Hello EDA fellows.
I want to ask you something about clock driving for my 1uF flying capacitor. I'm making my LED driver IC now and my problem is how can I drive my 1uF external capacitor with my internally produced 1MHz clock. I'm afraid taper buffer would be very very large if I'm going to use it.
Calculation is simple: I = 2fC*δV (factor of 2 , because you have only about half the clock cycle time for loading; δV is C's ripple). So with f=1e6 and C=1e-6 you get twice the voltage ripple as current. No pb. with milliVolts of ripple, but surely if you have to reload hundreds of milliVolts per cycle.
Hello Sir, Erikl...
Thank you very much for your reply..
I'm so sorry but I can't relate to your computation for the current. My concern is this, Is there any other option of clock buffer aside from the taper buffer that I could used for my internally produced clock pulses. I already have the circuit of the clock pulse generator and it works fine.
---------- Post added at 15:39 ---------- Previous post was at 15:34 ----------
Is the computed current is the amount of current that would flow through the inverter of the last stage of the taper buffer?
Neither do I know your process nor the clock buffers of your library, sorry! But if the biggest one isn't big enough, you could probably use a few of them in parallel (use multiplicity factor m).
the clock before without any buffer or load produced 1MHz.
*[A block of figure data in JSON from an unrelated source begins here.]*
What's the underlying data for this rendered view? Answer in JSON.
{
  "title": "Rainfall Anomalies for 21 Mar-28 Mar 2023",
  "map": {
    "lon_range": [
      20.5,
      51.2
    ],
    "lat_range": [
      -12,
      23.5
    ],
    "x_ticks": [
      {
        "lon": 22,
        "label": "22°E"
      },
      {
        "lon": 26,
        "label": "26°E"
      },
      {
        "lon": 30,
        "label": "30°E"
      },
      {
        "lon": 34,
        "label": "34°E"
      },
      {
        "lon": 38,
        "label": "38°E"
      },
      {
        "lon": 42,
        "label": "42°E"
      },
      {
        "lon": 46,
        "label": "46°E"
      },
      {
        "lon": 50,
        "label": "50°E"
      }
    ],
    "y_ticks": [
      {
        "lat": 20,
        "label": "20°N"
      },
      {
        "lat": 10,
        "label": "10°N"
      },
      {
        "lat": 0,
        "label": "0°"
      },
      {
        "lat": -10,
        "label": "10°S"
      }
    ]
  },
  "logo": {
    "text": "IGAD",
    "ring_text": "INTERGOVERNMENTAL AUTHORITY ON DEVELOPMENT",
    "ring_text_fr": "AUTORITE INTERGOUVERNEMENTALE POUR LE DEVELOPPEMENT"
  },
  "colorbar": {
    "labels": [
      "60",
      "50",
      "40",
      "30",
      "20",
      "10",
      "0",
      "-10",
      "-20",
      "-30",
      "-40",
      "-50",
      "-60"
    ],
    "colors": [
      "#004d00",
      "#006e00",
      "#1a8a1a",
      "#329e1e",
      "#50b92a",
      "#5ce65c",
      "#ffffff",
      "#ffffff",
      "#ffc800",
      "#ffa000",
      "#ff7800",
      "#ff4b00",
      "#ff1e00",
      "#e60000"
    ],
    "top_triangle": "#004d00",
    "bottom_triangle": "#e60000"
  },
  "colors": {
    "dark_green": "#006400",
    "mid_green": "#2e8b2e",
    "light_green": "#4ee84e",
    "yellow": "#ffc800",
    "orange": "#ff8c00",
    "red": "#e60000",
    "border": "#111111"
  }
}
However, when the clock is connected to the pump through a 10 stages taper buffer the resulting frequency is not the same. I can't understand what just happened.
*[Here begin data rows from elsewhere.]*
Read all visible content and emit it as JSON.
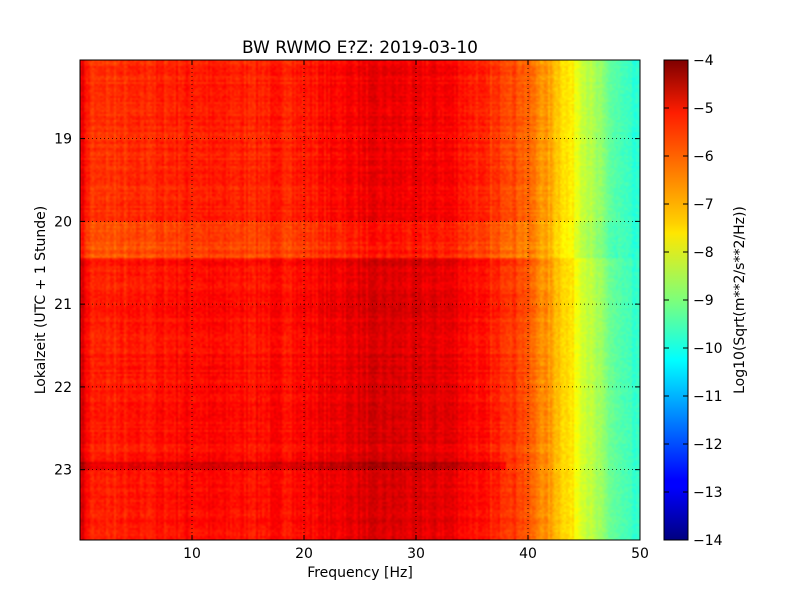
{
  "chart_data": {
    "type": "heatmap",
    "title": "BW RWMO E?Z: 2019-03-10",
    "xlabel": "Frequency [Hz]",
    "ylabel": "Lokalzeit (UTC + 1 Stunde)",
    "colorbar_label": "Log10(Sqrt(m**2/s**2/Hz))",
    "colormap": "jet",
    "xlim": [
      0,
      50
    ],
    "ylim": [
      18.05,
      23.85
    ],
    "y_inverted": true,
    "clim": [
      -14,
      -4
    ],
    "grid": true,
    "x_ticks": [
      10,
      20,
      30,
      40,
      50
    ],
    "x_tick_labels": [
      "10",
      "20",
      "30",
      "40",
      "50"
    ],
    "y_ticks": [
      19,
      20,
      21,
      22,
      23
    ],
    "y_tick_labels": [
      "19",
      "20",
      "21",
      "22",
      "23"
    ],
    "c_ticks": [
      -4,
      -5,
      -6,
      -7,
      -8,
      -9,
      -10,
      -11,
      -12,
      -13,
      -14
    ],
    "c_tick_labels": [
      "−4",
      "−5",
      "−6",
      "−7",
      "−8",
      "−9",
      "−10",
      "−11",
      "−12",
      "−13",
      "−14"
    ],
    "frequency_profile": {
      "frequency_hz": [
        0,
        1,
        5,
        10,
        15,
        20,
        25,
        28,
        30,
        33,
        35,
        37,
        38,
        39,
        40,
        41,
        42,
        43,
        44,
        45,
        46,
        47,
        48,
        49,
        50
      ],
      "log_psd": [
        -4.9,
        -5.8,
        -5.7,
        -5.5,
        -5.6,
        -5.5,
        -5.15,
        -5.1,
        -5.2,
        -5.2,
        -5.5,
        -5.8,
        -5.8,
        -6.0,
        -6.25,
        -6.6,
        -6.9,
        -7.3,
        -7.7,
        -8.2,
        -8.7,
        -9.1,
        -9.5,
        -9.8,
        -10.0
      ]
    },
    "time_features": [
      {
        "from_hour": 20.0,
        "to_hour": 20.45,
        "delta_log_psd": -0.35,
        "max_frequency_hz": 48
      },
      {
        "from_hour": 20.45,
        "to_hour": 23.85,
        "delta_log_psd": 0.2,
        "max_frequency_hz": 50
      },
      {
        "from_hour": 22.9,
        "to_hour": 23.0,
        "delta_log_psd": 0.5,
        "max_frequency_hz": 38
      }
    ]
  }
}
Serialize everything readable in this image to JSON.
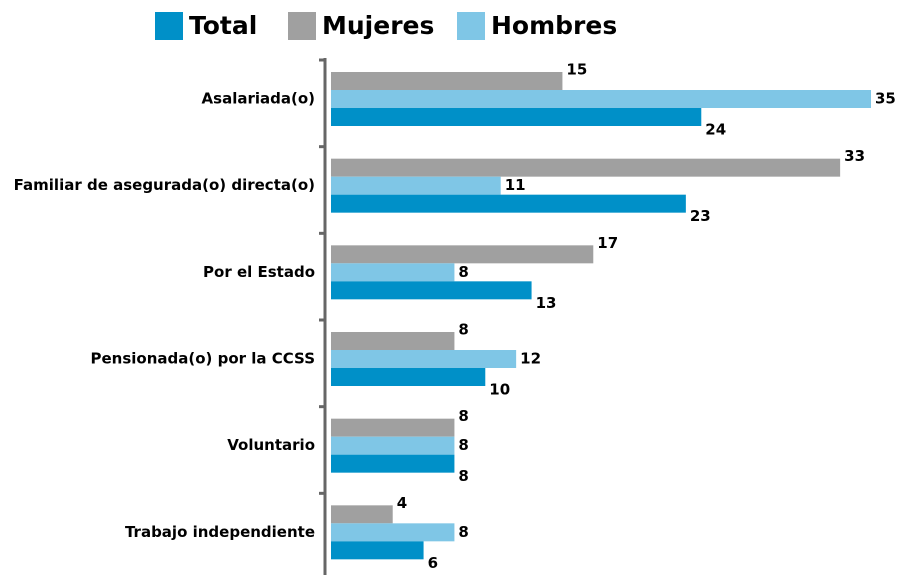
{
  "chart_data": {
    "type": "bar",
    "orientation": "horizontal",
    "categories": [
      "Asalariada(o)",
      "Familiar de asegurada(o) directa(o)",
      "Por el Estado",
      "Pensionada(o) por la CCSS",
      "Voluntario",
      "Trabajo independiente"
    ],
    "series": [
      {
        "name": "Total",
        "color": "#0090c8",
        "values": [
          24,
          23,
          13,
          10,
          8,
          6
        ]
      },
      {
        "name": "Mujeres",
        "color": "#a0a0a0",
        "values": [
          15,
          33,
          17,
          8,
          8,
          4
        ]
      },
      {
        "name": "Hombres",
        "color": "#7fc6e6",
        "values": [
          35,
          11,
          8,
          12,
          8,
          8
        ]
      }
    ],
    "xlim": [
      0,
      35
    ],
    "legend": "top"
  }
}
Sometimes HSPICE shows internal timestep error, like internal timestep is too small. It is caused by convergence problem. You can try other simulator like Spectre.
Spectre's convergence is much better than HSPICE.
Sometimes HSPICE shows internal timestep error, like internal timestep is too small. It is caused by convergence problem. You can try other simulator like Spectre.
Spectre's convergence is much better than HSPICE.
I checked your waveform again. The first waveform shows another problem: The rising edge is much slow than falling edge. So driving capability in the buffer should be increased for this edge.
I checked your waveform again. The first waveform shows another problem: The rising edge is much slow than falling edge. So driving capability in the buffer should be increased for this edge.